Excluding disabled people from the workforce costs Morocco over 9 billion dirhams

The loss of earnings from excluding disabled people from the workforce is estimated at over 9 billion dirhams, said a researcher at the National Institute of Statistics and Applied Economics (INSEA) in Rabat.
This figure represents about 2% of Morocco's GDP in 2004, added Mr. Touhami Abdelkhalek, statistician and professor at INSEA, who presented a report on the cost of excluding disabled people on the sidelines of a conference on the economic and social cost of exclusion and the bill to strengthen the rights of disabled people, organized Wednesday in Rabat by the Collective for the Promotion of the Rights of Disabled People.
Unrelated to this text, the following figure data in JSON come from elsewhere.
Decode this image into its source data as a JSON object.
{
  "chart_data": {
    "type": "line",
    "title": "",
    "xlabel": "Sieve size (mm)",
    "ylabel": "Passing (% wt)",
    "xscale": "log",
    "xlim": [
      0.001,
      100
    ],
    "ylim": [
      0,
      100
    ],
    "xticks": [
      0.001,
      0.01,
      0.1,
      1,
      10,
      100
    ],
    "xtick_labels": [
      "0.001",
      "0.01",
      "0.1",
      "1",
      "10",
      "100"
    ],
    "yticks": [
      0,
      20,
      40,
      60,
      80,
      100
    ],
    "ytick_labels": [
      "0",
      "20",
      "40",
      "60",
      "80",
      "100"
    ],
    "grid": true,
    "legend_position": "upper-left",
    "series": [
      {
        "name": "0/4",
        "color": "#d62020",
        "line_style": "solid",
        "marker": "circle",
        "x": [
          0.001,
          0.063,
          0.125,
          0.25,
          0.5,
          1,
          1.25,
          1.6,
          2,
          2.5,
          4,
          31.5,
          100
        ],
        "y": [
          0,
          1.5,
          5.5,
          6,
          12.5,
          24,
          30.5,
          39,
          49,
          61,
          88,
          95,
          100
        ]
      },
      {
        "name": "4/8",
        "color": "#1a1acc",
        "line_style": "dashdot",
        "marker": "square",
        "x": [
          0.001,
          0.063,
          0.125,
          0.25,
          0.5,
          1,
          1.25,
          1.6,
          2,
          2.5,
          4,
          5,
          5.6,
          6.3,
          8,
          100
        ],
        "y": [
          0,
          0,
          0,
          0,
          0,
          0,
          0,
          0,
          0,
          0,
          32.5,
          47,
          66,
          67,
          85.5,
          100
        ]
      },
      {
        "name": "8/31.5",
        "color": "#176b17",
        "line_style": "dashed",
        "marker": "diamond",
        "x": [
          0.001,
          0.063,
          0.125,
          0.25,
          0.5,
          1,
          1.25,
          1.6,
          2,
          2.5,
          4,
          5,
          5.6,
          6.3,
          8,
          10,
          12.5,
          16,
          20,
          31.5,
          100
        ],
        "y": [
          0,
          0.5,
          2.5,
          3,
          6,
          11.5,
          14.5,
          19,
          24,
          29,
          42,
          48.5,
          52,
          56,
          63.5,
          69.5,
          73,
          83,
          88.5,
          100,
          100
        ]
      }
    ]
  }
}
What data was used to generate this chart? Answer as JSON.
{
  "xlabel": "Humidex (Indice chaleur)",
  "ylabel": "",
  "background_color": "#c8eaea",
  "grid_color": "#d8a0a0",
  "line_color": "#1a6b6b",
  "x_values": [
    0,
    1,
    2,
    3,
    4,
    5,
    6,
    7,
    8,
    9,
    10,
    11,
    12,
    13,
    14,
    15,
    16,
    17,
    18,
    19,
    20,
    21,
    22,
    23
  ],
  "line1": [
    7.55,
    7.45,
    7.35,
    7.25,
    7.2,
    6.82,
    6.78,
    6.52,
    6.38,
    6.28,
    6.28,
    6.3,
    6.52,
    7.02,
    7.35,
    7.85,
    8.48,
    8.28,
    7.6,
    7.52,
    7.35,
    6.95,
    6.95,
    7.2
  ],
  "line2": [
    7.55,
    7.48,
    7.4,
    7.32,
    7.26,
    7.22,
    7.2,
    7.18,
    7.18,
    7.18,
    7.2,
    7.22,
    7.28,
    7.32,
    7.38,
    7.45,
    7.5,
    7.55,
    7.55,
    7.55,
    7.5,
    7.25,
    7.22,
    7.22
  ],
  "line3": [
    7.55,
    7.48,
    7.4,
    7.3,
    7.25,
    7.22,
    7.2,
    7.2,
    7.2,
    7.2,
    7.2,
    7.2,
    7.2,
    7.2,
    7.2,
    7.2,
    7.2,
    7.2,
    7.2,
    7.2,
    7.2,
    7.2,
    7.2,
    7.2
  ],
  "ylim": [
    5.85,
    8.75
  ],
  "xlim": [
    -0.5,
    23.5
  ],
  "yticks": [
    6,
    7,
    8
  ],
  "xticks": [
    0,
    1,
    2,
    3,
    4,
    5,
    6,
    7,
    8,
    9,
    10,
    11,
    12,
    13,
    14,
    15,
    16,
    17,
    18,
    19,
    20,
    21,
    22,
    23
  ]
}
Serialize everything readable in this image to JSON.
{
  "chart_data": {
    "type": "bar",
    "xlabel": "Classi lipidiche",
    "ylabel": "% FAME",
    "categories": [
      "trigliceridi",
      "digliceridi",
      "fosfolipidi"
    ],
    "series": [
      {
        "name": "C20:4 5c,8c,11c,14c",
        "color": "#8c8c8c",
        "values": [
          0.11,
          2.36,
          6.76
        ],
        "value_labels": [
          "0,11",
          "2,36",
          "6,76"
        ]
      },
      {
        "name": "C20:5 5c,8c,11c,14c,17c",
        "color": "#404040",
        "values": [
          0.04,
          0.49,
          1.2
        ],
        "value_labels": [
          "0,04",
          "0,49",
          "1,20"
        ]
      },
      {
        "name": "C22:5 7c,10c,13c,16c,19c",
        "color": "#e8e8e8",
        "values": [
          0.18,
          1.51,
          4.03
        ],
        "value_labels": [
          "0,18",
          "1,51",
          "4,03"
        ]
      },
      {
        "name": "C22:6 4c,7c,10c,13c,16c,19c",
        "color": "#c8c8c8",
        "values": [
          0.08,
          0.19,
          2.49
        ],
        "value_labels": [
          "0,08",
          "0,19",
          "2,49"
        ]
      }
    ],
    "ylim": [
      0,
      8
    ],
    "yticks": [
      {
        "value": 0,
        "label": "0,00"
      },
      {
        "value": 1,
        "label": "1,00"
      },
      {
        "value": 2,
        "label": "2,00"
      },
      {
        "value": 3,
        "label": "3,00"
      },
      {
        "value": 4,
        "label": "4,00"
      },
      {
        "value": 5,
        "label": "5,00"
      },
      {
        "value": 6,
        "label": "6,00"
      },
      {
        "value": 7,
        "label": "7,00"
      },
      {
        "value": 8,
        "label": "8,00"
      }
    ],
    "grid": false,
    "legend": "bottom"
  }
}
For his part, the president of the Collective, Mohamed El khadiri, said that this conference is part of the Collective's activities which aim "to raise questions about the government's obligations" in terms of strengthening the rights of disabled people within the framework of its international commitments through, in particular, the ratification of the international convention on the rights of disabled people.

This meeting, he added, is also an opportunity to assess Morocco's achievements in terms of the rights of disabled people in the light of these obligations, stating that in this area, the laws must be designed in accordance with human rights, far from any discrimination against this social category.

This meeting, organized under the theme "The adoption of the law to promote the rights of disabled people, a fundamental claim", aimed to highlight the loss of earnings in terms of the economic, social and political cost caused by the exclusion of this social category in Morocco.

It also aimed to present the initiatives that disabled people intend to undertake to put the issue of promoting the rights of older people on the political agenda.